Lui doveva aver intuito tutto questo, perché lo sentii sussultare di paura e balzare verso di me per afferrarmi. Sentii di nuovo le sue braccia: calde, buone, forti, rassicuranti ma che quasi mi portavano via ogni proposito o resistenza, che ancora albergavano nel mio contorto cervello. Cominciai a scalciare e a dimenarmi come una pazza incatenata in camera di isolamento, mi sentii veramente pazza, ma non mi importò un fico secco di cosa sembravo o, di cosa sarei diventata… per l’ennesima volta mi veniva negata la possibilità di raggiungere la felicità, o la pace.

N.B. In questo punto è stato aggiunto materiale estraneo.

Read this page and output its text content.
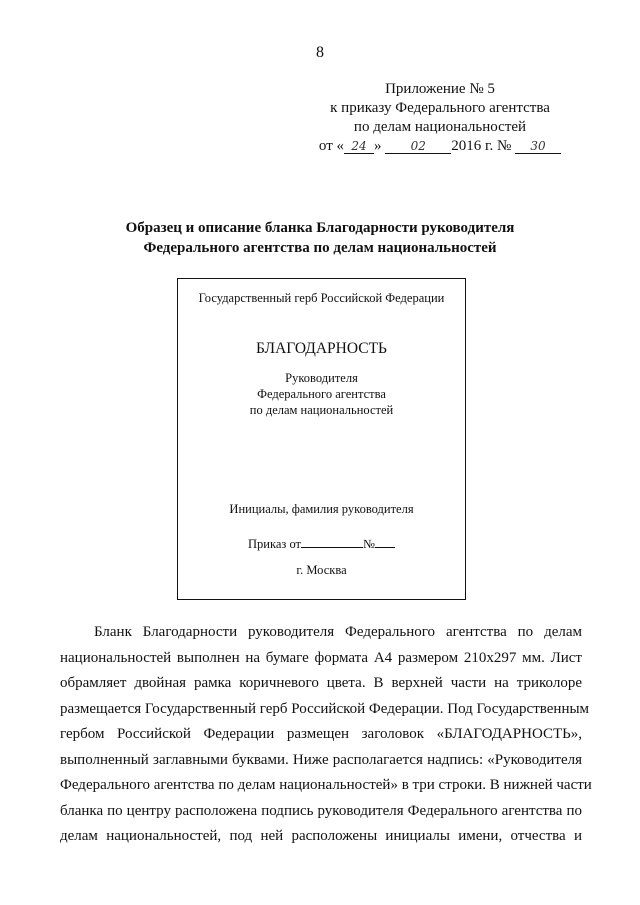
8
Приложение № 5
к приказу Федерального агентства
по делам национальностей
от « 24 » 02 2016 г. № 30
Образец и описание бланка Благодарности руководителя
Федерального агентства по делам национальностей
Государственный герб Российской Федерации
БЛАГОДАРНОСТЬ
Руководителя
Федерального агентства
по делам национальностей
Инициалы, фамилия руководителя
Приказ от	№
г. Москва
Бланк Благодарности руководителя Федерального агентства по делам
национальностей выполнен на бумаге формата А4 размером 210х297 мм. Лист
обрамляет двойная рамка коричневого цвета. В верхней части на триколоре
размещается Государственный герб Российской Федерации. Под Государственным
гербом Российской Федерации размещен заголовок «БЛАГОДАРНОСТЬ»,
выполненный заглавными буквами. Ниже располагается надпись: «Руководителя
Федерального агентства по делам национальностей» в три строки. В нижней части
бланка по центру расположена подпись руководителя Федерального агентства по
делам национальностей, под ней расположены инициалы имени, отчества и
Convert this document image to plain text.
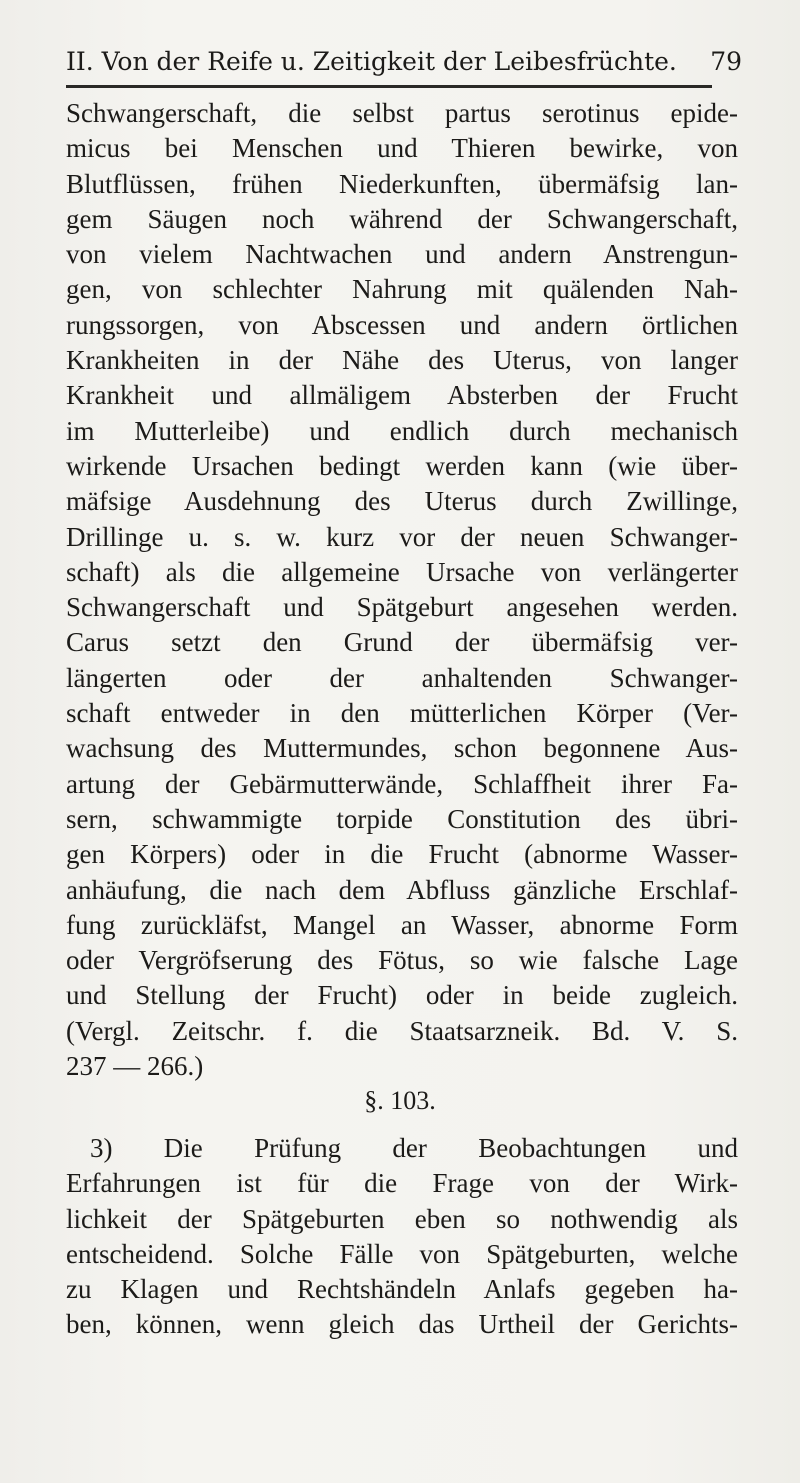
II. Von der Reife u. Zeitigkeit der Leibesfrüchte. 79
Schwangerschaft, die selbst partus serotinus epide-
micus bei Menschen und Thieren bewirke, von
Blutflüssen, frühen Niederkunften, übermäfsig lan-
gem Säugen noch während der Schwangerschaft,
von vielem Nachtwachen und andern Anstrengun-
gen, von schlechter Nahrung mit quälenden Nah-
rungssorgen, von Abscessen und andern örtlichen
Krankheiten in der Nähe des Uterus, von langer
Krankheit und allmäligem Absterben der Frucht
im Mutterleibe) und endlich durch mechanisch
wirkende Ursachen bedingt werden kann (wie über-
mäfsige Ausdehnung des Uterus durch Zwillinge,
Drillinge u. s. w. kurz vor der neuen Schwanger-
schaft) als die allgemeine Ursache von verlängerter
Schwangerschaft und Spätgeburt angesehen werden.
Carus setzt den Grund der übermäfsig ver-
längerten oder der anhaltenden Schwanger-
schaft entweder in den mütterlichen Körper (Ver-
wachsung des Muttermundes, schon begonnene Aus-
artung der Gebärmutterwände, Schlaffheit ihrer Fa-
sern, schwammigte torpide Constitution des übri-
gen Körpers) oder in die Frucht (abnorme Wasser-
anhäufung, die nach dem Abfluss gänzliche Erschlaf-
fung zurückläfst, Mangel an Wasser, abnorme Form
oder Vergröfserung des Fötus, so wie falsche Lage
und Stellung der Frucht) oder in beide zugleich.
(Vergl. Zeitschr. f. die Staatsarzneik. Bd. V. S.
237 — 266.)
§. 103.
3) Die Prüfung der Beobachtungen und
Erfahrungen ist für die Frage von der Wirk-
lichkeit der Spätgeburten eben so nothwendig als
entscheidend. Solche Fälle von Spätgeburten, welche
zu Klagen und Rechtshändeln Anlafs gegeben ha-
ben, können, wenn gleich das Urtheil der Gerichts-
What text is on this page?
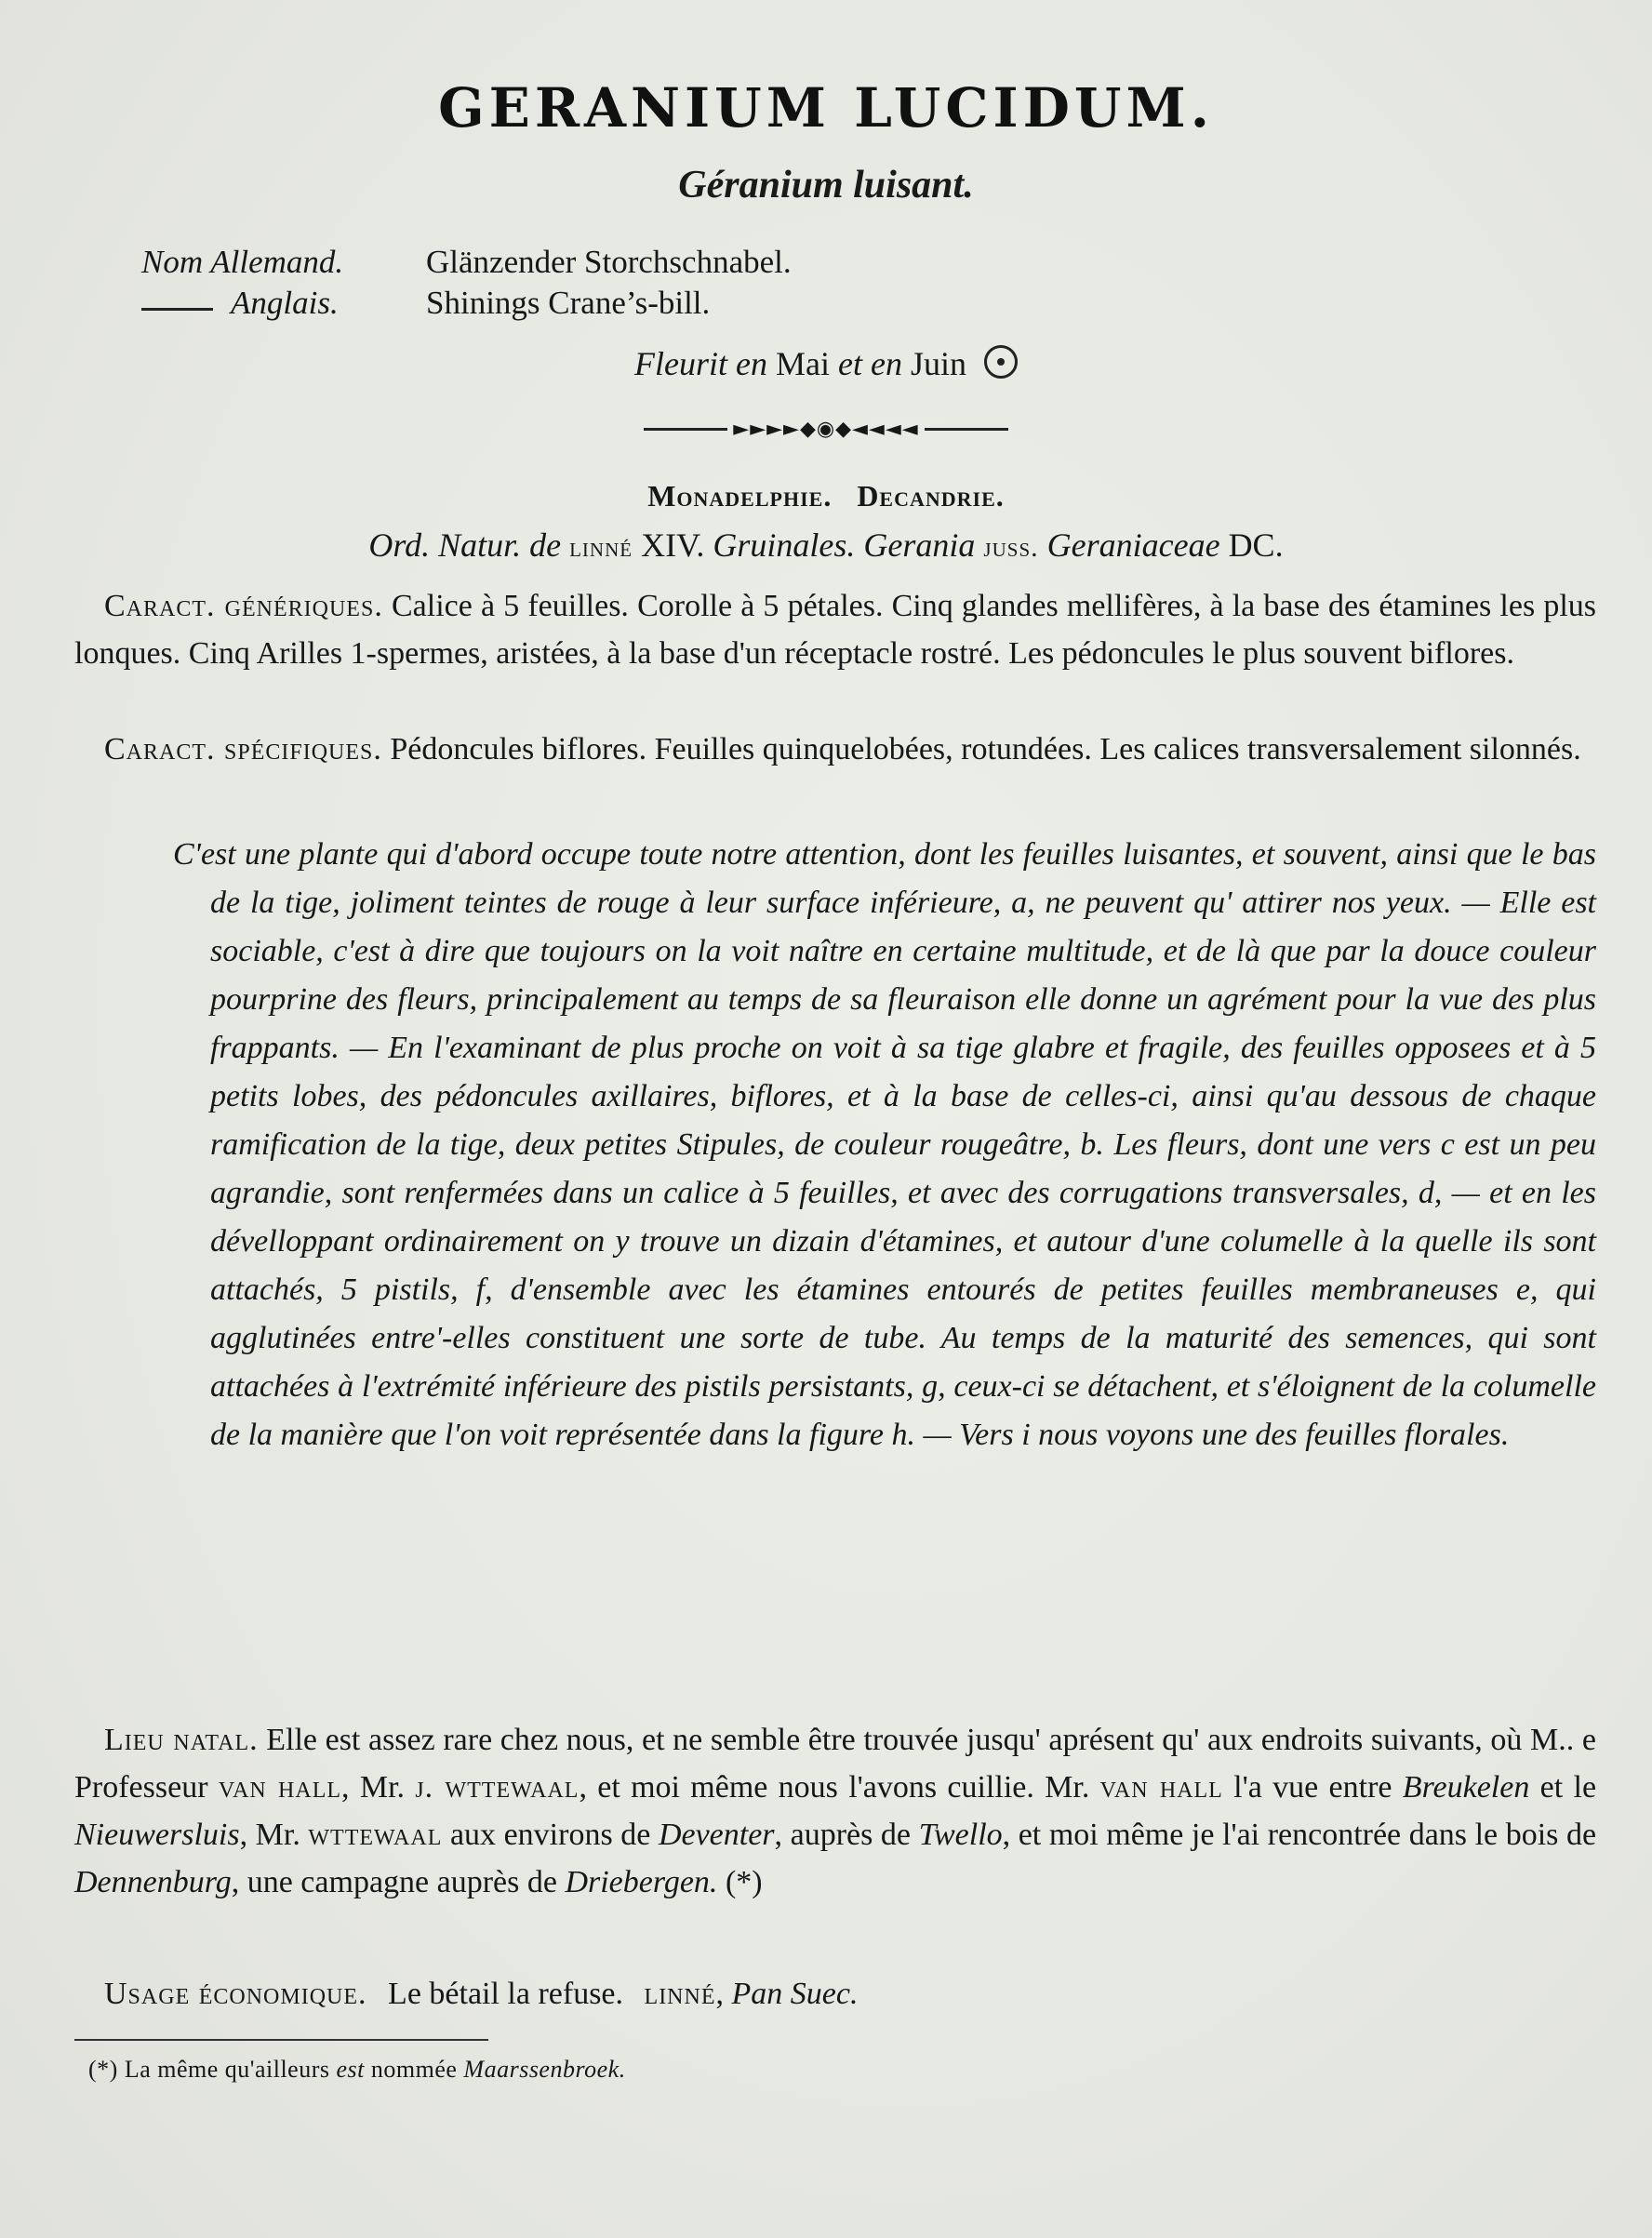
GERANIUM LUCIDUM.
Géranium luisant.
Nom Allemand.	Glänzender Storchschnabel.
Anglais.	Shinings Crane’s-bill.
Fleurit en Mai et en Juin
►►►►◆◉◆◄◄◄◄
Monadelphie.   Decandrie.
Ord. Natur. de linné XIV. Gruinales. Gerania juss. Geraniaceae DC.
Caract. génériques. Calice à 5 feuilles. Corolle à 5 pétales. Cinq glandes mellifères, à la base des étamines les plus lonques. Cinq Arilles 1-spermes, aristées, à la base d'un réceptacle rostré. Les pédoncules le plus souvent biflores.
Caract. spécifiques. Pédoncules biflores. Feuilles quinquelobées, rotundées. Les calices transversalement silonnés.
C'est une plante qui d'abord occupe toute notre attention, dont les feuilles luisantes, et souvent, ainsi que le bas de la tige, joliment teintes de rouge à leur surface inférieure, a, ne peuvent qu' attirer nos yeux. — Elle est sociable, c'est à dire que toujours on la voit naître en certaine multitude, et de là que par la douce couleur pourprine des fleurs, principalement au temps de sa fleuraison elle donne un agrément pour la vue des plus frappants. — En l'examinant de plus proche on voit à sa tige glabre et fragile, des feuilles opposees et à 5 petits lobes, des pédoncules axillaires, biflores, et à la base de celles-ci, ainsi qu'au dessous de chaque ramification de la tige, deux petites Stipules, de couleur rougeâtre, b. Les fleurs, dont une vers c est un peu agrandie, sont renfermées dans un calice à 5 feuilles, et avec des corrugations transversales, d, — et en les dévelloppant ordinairement on y trouve un dizain d'étamines, et autour d'une columelle à la quelle ils sont attachés, 5 pistils, f, d'ensemble avec les étamines entourés de petites feuilles membraneuses e, qui agglutinées entre'-elles constituent une sorte de tube. Au temps de la maturité des semences, qui sont attachées à l'extrémité inférieure des pistils persistants, g, ceux-ci se détachent, et s'éloignent de la columelle de la manière que l'on voit représentée dans la figure h. — Vers i nous voyons une des feuilles florales.
Lieu natal. Elle est assez rare chez nous, et ne semble être trouvée jusqu' aprésent qu' aux endroits suivants, où M.. e Professeur van hall, Mr. j. wttewaal, et moi même nous l'avons cuillie. Mr. van hall l'a vue entre Breukelen et le Nieuwersluis, Mr. wttewaal aux environs de Deventer, auprès de Twello, et moi même je l'ai rencontrée dans le bois de Dennenburg, une campagne auprès de Driebergen. (*)
Usage économique. Le bétail la refuse. linné, Pan Suec.
(*) La même qu'ailleurs est nommée Maarssenbroek.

“Forse sono io la bambina viziata qui. La felicità la si crea. Me lo avrebbe insegnato la vita stessa, in teoria. Ma no. No, non devo cascarci ancora”.
Continuai a scalciare e quant’altro ma non ottenni molto.
“Quanto forte è, per la miseria?”.
All’improvviso, riuscii a colpirlo con il gomito destro sullo stomaco e lo sentii gemere di dolore ma non durò poi molto, e non mi liberò nemmeno di un millimetro.
“Voglio solo farla finita, solo questo! Perché? Perché dev’essere così difficile?”.
Urlai dentro di me e, nel frattempo fuori continuai a piangere e a lamentarmi, come una vera pazza che si rispetti e in effetti non ero nemmeno tanto normale, per quello mi rinchiudevo spesso in me stessa, perché sarei stata un pericolo e basta.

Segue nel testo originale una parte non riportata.